Fighting won't win her for you; what sort of logic is that?  What do

you think you're going to get out of this?"

   "The power to revolutionize the world."

   "Into /what/?  It's meaningless, Touga."  He heard his voice

catch.  "As meaningless as offering eternity as a prize.  Or

miracles.  Or inspiration.  It's just as much a mirage as that

castle."

   "You're wrong.  If I defeat her, then he can't touch her.  I will

be the one to fight Ends of the World.  What happens after that...

doesn't matter."

   Saionji stared up at him disbelievingly.  Touga's hands resumed

pushing the needle through flesh, drawing it out again, tightening,

tying, and severing.  "I need you to stand with me, Saionji.  I need

you to be my Rose Bride."

   The final stitch was finished.  Touga ran a hand lightly over his

work, smiling a little, and then reached for the gauze.  Saionji sat

up to look; it wasn't so bad, after all.  "He'll slaughter you."

   "I said, it doesn't matter."

   "When?"

   The gauze was taped into place, hiding the damage behind clean

white.  Saionji had to sit up so the bandages could be wrapped

around his midsection.  Touga kept an arm behind his shoulders,

largely unnecessarily.  A blur of red in corner of Saionji's eye. 

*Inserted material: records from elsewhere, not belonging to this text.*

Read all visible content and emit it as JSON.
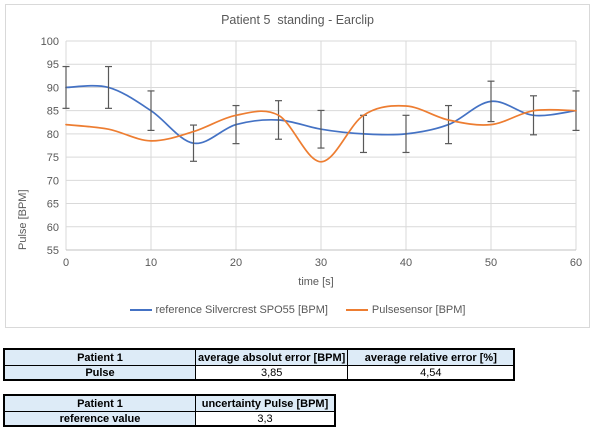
{
  "chart_data": {
    "type": "line",
    "title": "Patient 5  standing - Earclip",
    "xlabel": "time [s]",
    "ylabel": "Pulse [BPM]",
    "xlim": [
      0,
      60
    ],
    "ylim": [
      55,
      100
    ],
    "x_ticks": [
      0,
      10,
      20,
      30,
      40,
      50,
      60
    ],
    "y_ticks": [
      55,
      60,
      65,
      70,
      75,
      80,
      85,
      90,
      95,
      100
    ],
    "grid": true,
    "smooth_lines": true,
    "legend_position": "bottom",
    "x": [
      0,
      5,
      10,
      15,
      20,
      25,
      30,
      35,
      40,
      45,
      50,
      55,
      60
    ],
    "series": [
      {
        "name": "reference Silvercrest SPO55 [BPM]",
        "color": "#4472C4",
        "values": [
          90,
          90,
          85,
          78,
          82,
          83,
          81,
          80,
          80,
          82,
          87,
          84,
          85
        ],
        "error_bars_percent": 5
      },
      {
        "name": "Pulsesensor [BPM]",
        "color": "#ED7D31",
        "values": [
          82,
          81,
          78.5,
          80.5,
          84,
          84,
          74,
          84,
          86,
          83,
          82,
          85,
          85
        ]
      }
    ],
    "colors": {
      "gridline": "#D9D9D9",
      "axis_text": "#595959",
      "error_bar": "#595959",
      "table_header_fill": "#DDEBF7"
    }
  },
  "tables": [
    {
      "header": [
        "Patient 1",
        "average absolut error [BPM]",
        "average relative error [%]"
      ],
      "rows": [
        [
          "Pulse",
          "3,85",
          "4,54"
        ]
      ]
    },
    {
      "header": [
        "Patient 1",
        "uncertainty Pulse [BPM]"
      ],
      "rows": [
        [
          "reference value",
          "3,3"
        ]
      ]
    }
  ]
}
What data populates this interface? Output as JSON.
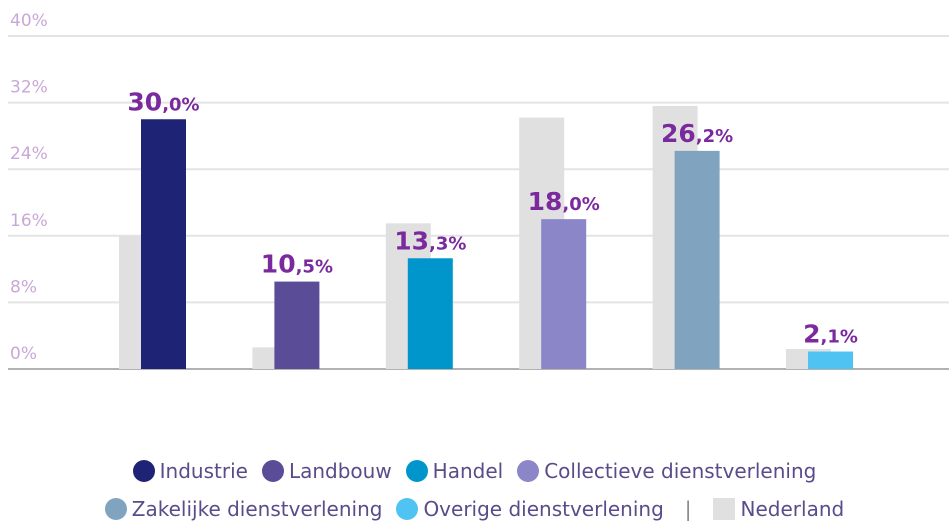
{
  "chart_data": {
    "type": "bar",
    "categories": [
      "Industrie",
      "Landbouw",
      "Handel",
      "Collectieve dienstverlening",
      "Zakelijke dienstverlening",
      "Overige dienstverlening"
    ],
    "values": [
      30.0,
      10.5,
      13.3,
      18.0,
      26.2,
      2.1
    ],
    "value_labels": [
      "30,0%",
      "10,5%",
      "13,3%",
      "18,0%",
      "26,2%",
      "2,1%"
    ],
    "colors": [
      "#1f2375",
      "#5b4c97",
      "#0096cc",
      "#8a86c8",
      "#80a4bf",
      "#4fc3f2"
    ],
    "benchmark": {
      "name": "Nederland",
      "color": "#e0e0e0",
      "values": [
        16.0,
        2.6,
        17.5,
        30.2,
        31.6,
        2.4
      ]
    },
    "legend_separator": "|",
    "ylim": [
      0,
      40
    ],
    "yticks": [
      {
        "value": 0,
        "label": "0%"
      },
      {
        "value": 8,
        "label": "8%"
      },
      {
        "value": 16,
        "label": "16%"
      },
      {
        "value": 24,
        "label": "24%"
      },
      {
        "value": 32,
        "label": "32%"
      },
      {
        "value": 40,
        "label": "40%"
      }
    ],
    "grid": true
  }
}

"I'll tell you tonight."  Small steel butterfly clips held the

bindings in place.  It was done.

   Saionji lifted his arms and stared down at himself in wonder.  It

hurt almost as much as it had when it was new.  "Tonight."  He

stood, with an odd sort of glee.  "We rise from our coffins!"

   "If you want to be dramatic about it."

   "The coffins Ends of the World has prepared for us!"

   "Saionji."

   "What?"

   "I just gave you forty-six stitches.  Lie down."

   "... Oh.  Right."

   

   

-----------





   "So... shall we?"

   The Victor and the Bride sat beneath a tree, chatting with each

other quietly.  They looked sad.  They fell silent as they saw the

two upperclassmen approaching them.

   "Hi," Touga said amiably.  "May we join you?"

   Saionji sat, folding his legs gracefully as Touga took Utena a

short distance away to talk.  The Duelists stood, leaning against

the tree, as the Rose Brides rested at their feet.

   Anthy showed no outward reaction as Saionji leaned back to

recline against her crossed legs.  He could hear Touga and Tenjou

talking, arguing, as though from a great distance; he stared up at

the blue sky for a moment, nearly blinded by it, before letting his

eyes drift shut.  He felt better than he had in a very long time.

   He opened his eyes again and found Anthy looking down at him,

that stunning shade of blue reflected in her glasses; he couldn't

see her green gaze.  He looked up into her face for what felt like a

very long time.  "I'm sorry," he whispered.  It was barely more than

movement on his lips.

   She leaned forward slightly, moving her face out of the angle of

the sun; her eyes held a suggestion of emotion he would never

presume to guess at.  Her lips curved, however, into a smile that

was all to easy to interpret.

   He smiled back, and again gazed up at the sky.